More substantively — and this is the goal the project was built toward — I can use the collection as raw material for developing arguments. I can ask what my notes say about a particular topic and get a response grounded in what I actually think, rather than what the model generates from its training data. I can ask where my thinking is developed and where it has gaps. Whether this works as well in practice as it does in principle is something only time will tell; the collection is structured now, but the collaboration it enables is just beginning.
The governance framework means this is self-sustaining. New notes are filed against the same 23-category system, tagged against the same controlled vocabulary, described by the same Haiku script. The infrastructure doesn’t degrade as the collection grows.
What the process actually produced
What I didn’t anticipate at the start of this project was that building infrastructure for my notes would require me to articulate how I actually think about my field.
The category framework didn’t emerge from asking what categories would be useful.

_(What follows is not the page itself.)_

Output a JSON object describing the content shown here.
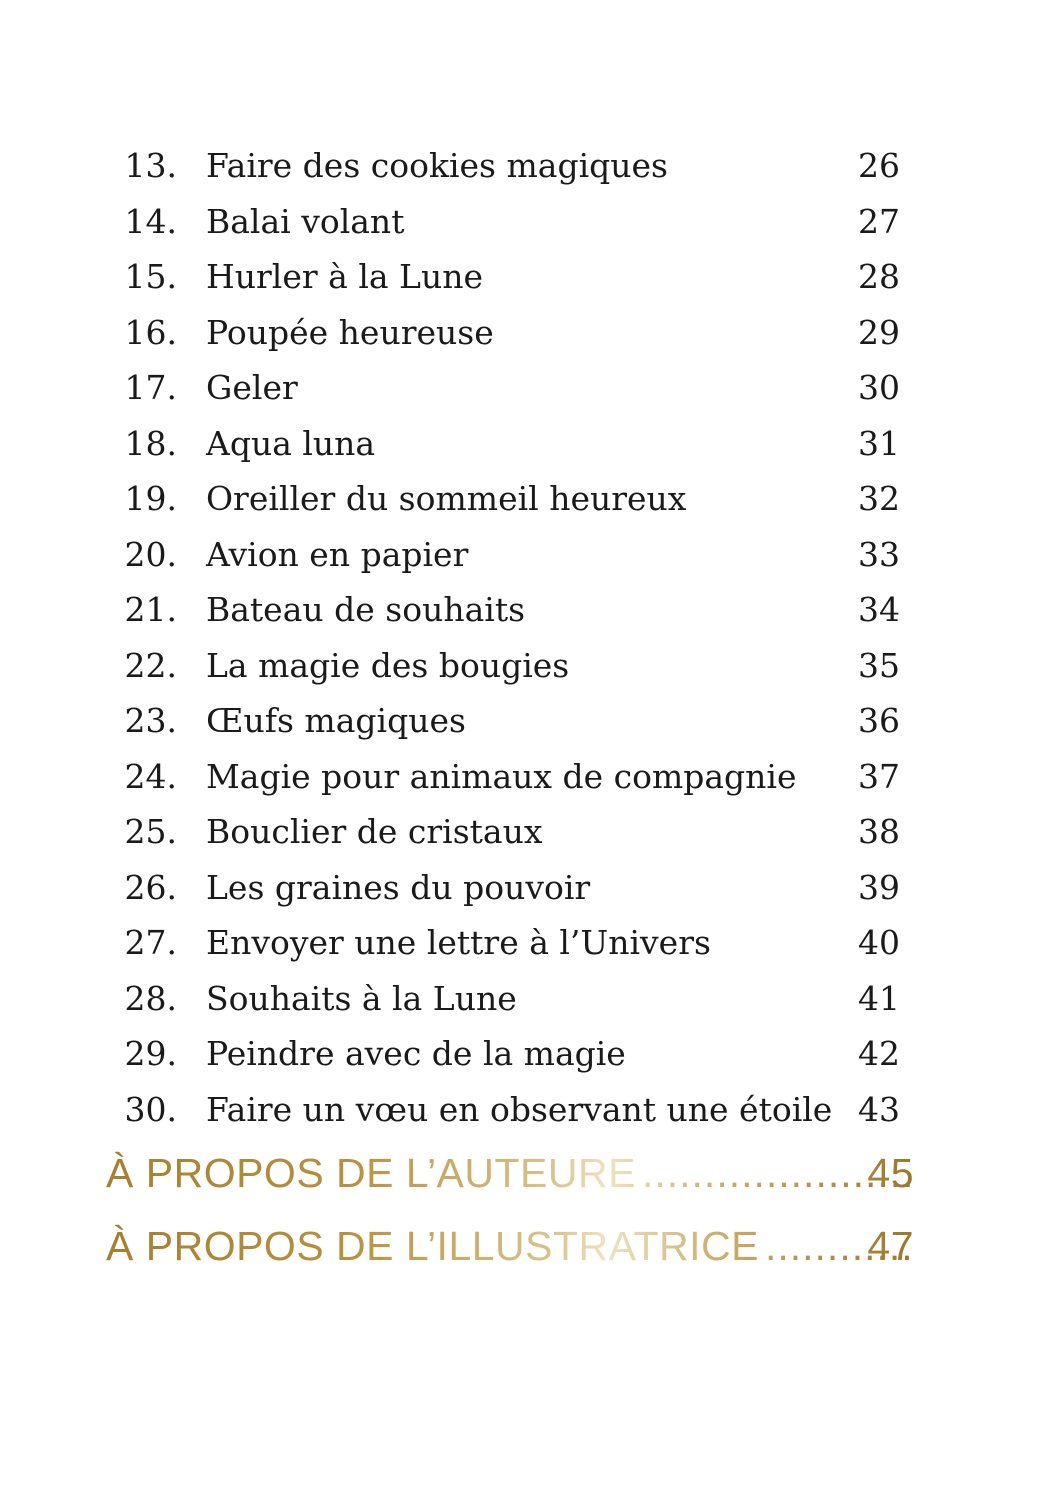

It emerged from the much harder question of what distinctions actually matter — and why Learning, Teaching, and Assessment each need their own category rather than sitting inside a single Education category, and why information-management is more precise than knowledge-management, and why there are 23 categories rather than 18 or 30. Answering those questions required precision about something that had previously been implicit. The framework I ended up with — 23 categories, each defined, with distinguishing criteria for every adjacent pair — is a written account of how I think about my domain. It now exists in a form that is both human-readable and machine-readable. That wasn’t the goal of the project. It’s what the project produced.
I’ve come to think this is one of the more underappreciated things that working seriously with AI can do. Not the outputs it generates or the tasks it automates, but the pressure it places on you to be explicit about things you have always left implicit. A model cannot work with intuition. It can work with structure, rationale, and precise definitions. Building those things forces a kind of thinking that is useful entirely independently of the AI — and then leaves you with something written down that the AI can actually use.
The scaffold I started building with intent five years ago feels, for the first time, structurally sound. What happens on it next is the interesting part.
Tools mentioned in this post: Obsidian is a free, local-first note-taking application that stores everything as plain text. YAML frontmatter is Obsidian’s built-in support for structured note metadata. Claude Code is Anthropic’s agentic coding tool, which can work directly with files on your computer. Git is free, open-source version control software. The Anthropic API is the developer service used by the description-generation script — separate from the Claude.ai subscription product.